I already know that the sequence converges as when $n$ approaches $\infty$:
$$\lim_{n \to\infty}\frac{\frac{n^{2}}{n^{3}}+\frac{(-1)^{n}}{n^{3}}}{\frac{2n^{3}}{n^{3}}+\frac{1}{n^{3}}} \;\;\implies\;\;\lim_{n \to \infty}\frac{0+0}{2+0}=\frac{0}{2}=0$$ I want to find out if this sequence is absolutely convergent or not. What I am not sure if I am doing it right.

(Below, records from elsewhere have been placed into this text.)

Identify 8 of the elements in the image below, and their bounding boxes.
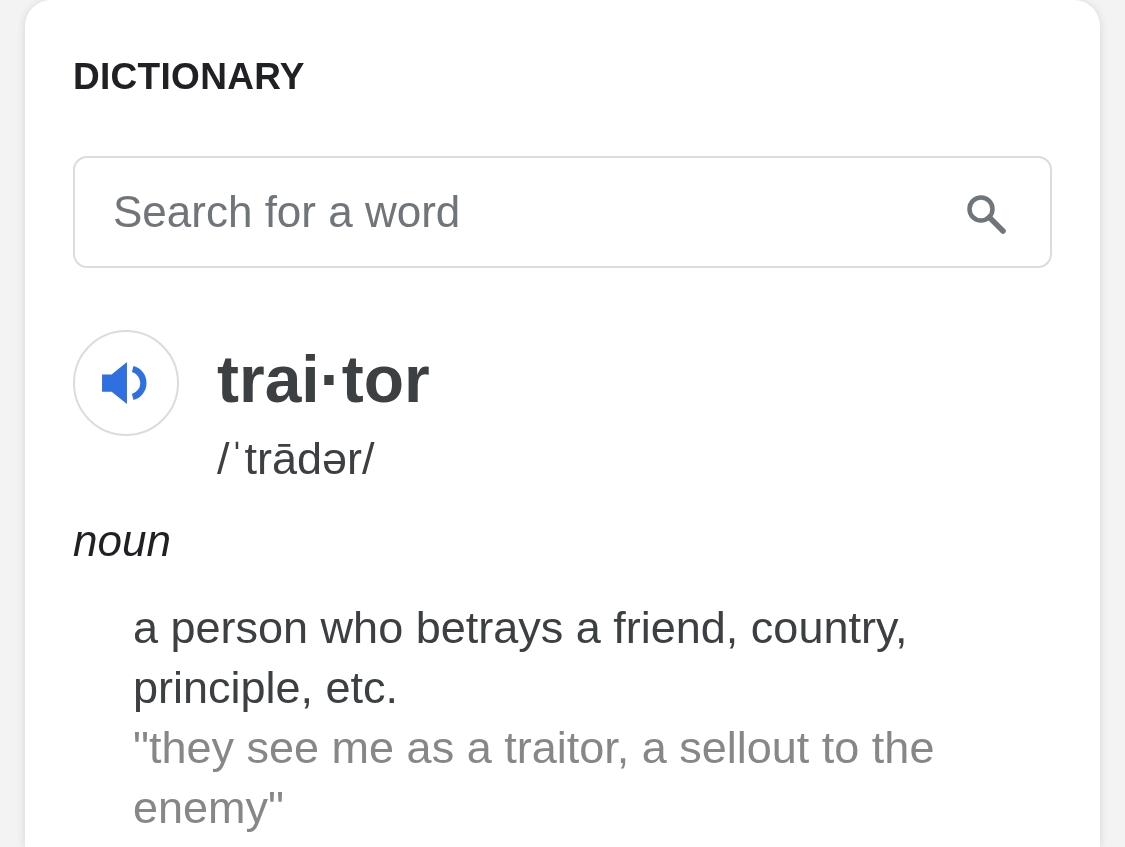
search-field[interactable]: Search for a word <box>73 156 1052 268</box>
section-title: DICTIONARY <box>73 55 306 99</box>
search-icon[interactable] <box>966 194 1006 234</box>
part-of-speech: noun <box>73 515 172 567</box>
definition-text: a person who betrays a friend, country, principle, etc. <box>133 601 909 715</box>
headword: trai·tor <box>217 343 430 415</box>
pronunciation: /ˈtrādər/ <box>217 433 376 485</box>
example-sentence: "they see me as a traitor, a sellout to the enemy" <box>133 721 936 835</box>
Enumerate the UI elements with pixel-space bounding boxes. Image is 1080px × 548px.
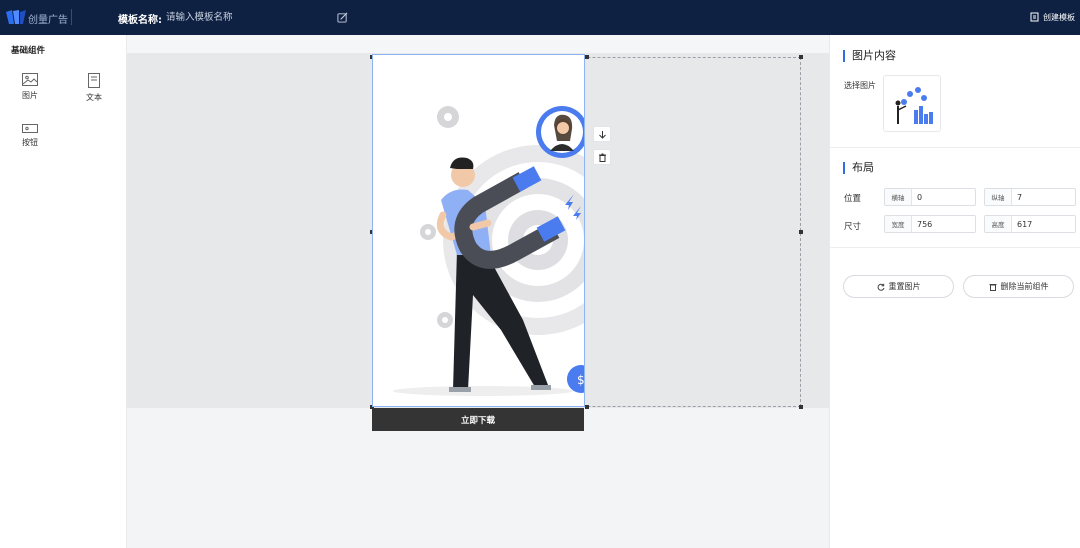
resize-handle[interactable]: [799, 55, 803, 59]
move-down-icon: [598, 130, 606, 139]
canvas-top-strip: [127, 35, 829, 53]
text-icon: [88, 73, 100, 88]
x-axis-field[interactable]: 横轴 0: [884, 188, 976, 206]
resize-handle[interactable]: [585, 405, 589, 409]
template-name-input[interactable]: [166, 9, 331, 25]
trash-icon: [989, 283, 996, 291]
logo-icon: [6, 10, 26, 24]
phone-preview[interactable]: $ freepik: [372, 54, 585, 407]
x-axis-value: 0: [917, 192, 923, 202]
choose-image-label: 选择图片: [844, 81, 876, 90]
template-name-label: 模板名称:: [118, 15, 162, 26]
component-panel: 基础组件 图片 文本 按钮: [0, 35, 127, 548]
component-text[interactable]: 文本: [76, 73, 112, 109]
create-template-label: 创建模板: [1043, 12, 1075, 22]
image-icon: [22, 73, 38, 86]
resize-handle[interactable]: [799, 405, 803, 409]
resize-handle[interactable]: [799, 230, 803, 234]
image-section-title: 图片内容: [843, 50, 896, 62]
create-template-icon: [1030, 12, 1039, 22]
reset-image-label: 重置图片: [888, 282, 921, 291]
component-panel-title: 基础组件: [11, 46, 46, 56]
layout-section-title: 布局: [843, 162, 874, 174]
image-thumbnail[interactable]: [883, 75, 941, 132]
component-image-label: 图片: [22, 91, 38, 100]
move-down-button[interactable]: [593, 126, 611, 142]
y-axis-field[interactable]: 纵轴 7: [984, 188, 1076, 206]
thumbnail-image: [895, 87, 933, 124]
component-button[interactable]: 按钮: [12, 124, 48, 160]
y-axis-value: 7: [1017, 192, 1023, 202]
download-now-button[interactable]: 立即下载: [372, 408, 584, 431]
delete-component-label: 删除当前组件: [1000, 282, 1049, 291]
trash-icon: [598, 153, 606, 162]
logo-text: 创量广告: [28, 15, 68, 26]
resize-handle[interactable]: [585, 55, 589, 59]
edit-icon[interactable]: [337, 12, 348, 23]
magnet-illustration[interactable]: $ freepik: [373, 55, 585, 407]
properties-panel: 图片内容 选择图片 布局 位置 横轴 0 纵轴 7 尺寸 宽度 756 高度 6…: [829, 35, 1080, 548]
component-image[interactable]: 图片: [12, 73, 48, 109]
coin-symbol: $: [577, 373, 585, 387]
width-field[interactable]: 宽度 756: [884, 215, 976, 233]
section-divider: [830, 247, 1080, 248]
reset-image-button[interactable]: 重置图片: [843, 275, 954, 298]
x-axis-label: 横轴: [885, 189, 912, 205]
height-value: 617: [1017, 219, 1033, 229]
create-template-button[interactable]: 创建模板: [1030, 10, 1075, 24]
header-divider: [71, 9, 72, 25]
top-header: 创量广告 模板名称: 创建模板: [0, 0, 1080, 35]
width-label: 宽度: [885, 216, 912, 232]
height-label: 高度: [985, 216, 1012, 232]
component-button-label: 按钮: [22, 138, 38, 147]
component-text-label: 文本: [86, 93, 102, 102]
position-label: 位置: [844, 194, 862, 204]
button-icon: [22, 124, 38, 133]
delete-component-tool[interactable]: [593, 149, 611, 165]
delete-component-button[interactable]: 删除当前组件: [963, 275, 1074, 298]
section-divider: [830, 147, 1080, 148]
height-field[interactable]: 高度 617: [984, 215, 1076, 233]
canvas-side-tools: [593, 126, 611, 172]
y-axis-label: 纵轴: [985, 189, 1012, 205]
size-label: 尺寸: [844, 222, 862, 232]
refresh-icon: [877, 283, 884, 291]
width-value: 756: [917, 219, 933, 229]
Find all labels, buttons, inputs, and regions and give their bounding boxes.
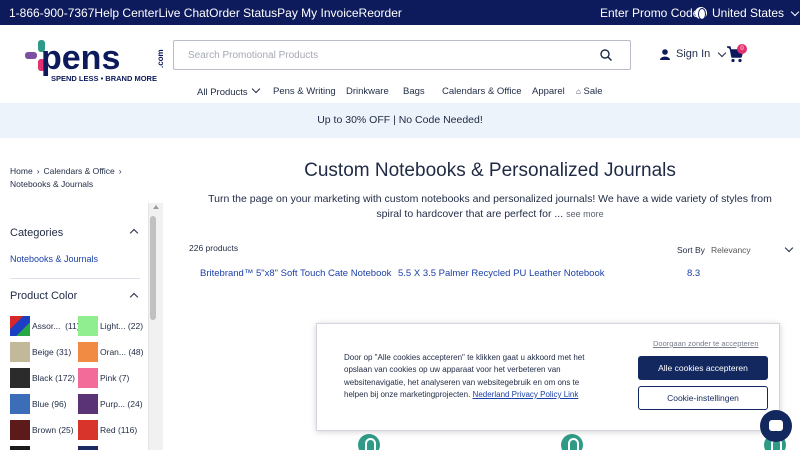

Its the same process, where I take the absolute value of the sequence and I get the same answer: $\lim_{n \to\infty}\frac{0}{2}=0$. BUT I see that I can divide only by $n^{2}$ and I'll get: $$\lim_{n \to\infty}\frac{\frac{n^{2}}{n^{2}}+\frac{(-1)^{n}}{n^{2}}}{\frac{2n^{3}}{n^{2}}+\frac{1}{n^{2}}} \;\;\implies\;\;\lim_{n \to \infty}\frac{1+0}{2n+0} \;\;\implies\;\;\lim_{n \to \infty}\frac{1}{2n}$$
Which is awfully similar to $\frac{1}{n}$ that diverges.